Determining the type of the honeypot;

selecting honey software according to the selected honey type, and simulating various services and operating systems;

Installing honeypot software and configuring a honeypot environment;

configuring and setting a honey server based on honey environment;

The software and the configuration of the honeypot server are updated regularly, so that the honeypot server is ensured to keep the latest state;

2. The reinforcement learning-based micro-grid operation optimization method under network attack according to claim 1, wherein the set indexes include an economic index, a safety index and an environmental protection index.

3. The micro-grid operation optimization system based on reinforcement learning under network attack is characterized by comprising:

The state space of the intelligent agent is as follows:

，

the action space is as follows:

，

the reward function is:

，

Determining the type of the honeypot;

Installing honeypot software and configuring a honeypot environment;

configuring and setting a honey server based on honey environment;

4. The reinforcement learning-based micro-grid operation optimization system under network attack according to claim 3, wherein in the optimization model construction module, the objective functions in the micro-grid environment comprise economic cost, safety cost and environmental protection cost objective functions, and the constraint conditions comprise power supply-demand balance constraint, voltage constraint, power constraint of the distributed power supply, power constraint of the power storage device and power update constraint of the power storage device.
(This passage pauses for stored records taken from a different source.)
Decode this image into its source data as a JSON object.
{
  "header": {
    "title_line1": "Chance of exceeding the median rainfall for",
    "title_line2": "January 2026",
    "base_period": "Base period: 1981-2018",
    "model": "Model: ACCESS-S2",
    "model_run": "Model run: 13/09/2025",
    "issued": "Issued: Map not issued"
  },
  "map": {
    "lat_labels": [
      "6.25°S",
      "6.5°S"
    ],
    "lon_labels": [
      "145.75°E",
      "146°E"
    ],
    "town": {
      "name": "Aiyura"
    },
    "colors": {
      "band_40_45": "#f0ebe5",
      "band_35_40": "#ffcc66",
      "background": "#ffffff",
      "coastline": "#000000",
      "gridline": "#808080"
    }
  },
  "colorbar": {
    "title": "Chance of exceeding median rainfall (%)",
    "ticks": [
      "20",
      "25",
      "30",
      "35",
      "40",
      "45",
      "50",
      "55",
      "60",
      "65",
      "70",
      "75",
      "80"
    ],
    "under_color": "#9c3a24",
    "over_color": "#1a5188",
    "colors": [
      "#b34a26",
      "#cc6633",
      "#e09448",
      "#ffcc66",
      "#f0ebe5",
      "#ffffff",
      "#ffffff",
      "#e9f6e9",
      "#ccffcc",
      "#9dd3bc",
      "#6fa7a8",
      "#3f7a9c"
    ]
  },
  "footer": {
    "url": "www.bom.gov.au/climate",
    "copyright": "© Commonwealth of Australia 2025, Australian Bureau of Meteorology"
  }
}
5. The reinforcement learning-based micro-grid operation optimization system under network attack of claim 3, wherein in the operation optimization module, each sub-rewarding function is optimized by adopting an independent critic neural network, and specifically comprises:

And randomly selecting a group of data in the experience pool R for training, and updating parameters of M critic neural networks to obtain a final strategy of the intelligent agent.

6. The reinforcement learning-based micro-grid operation optimization system under network attack according to claim 3, wherein the set indexes comprise an economic index, a safety index and an environmental protection index in the optimization output module.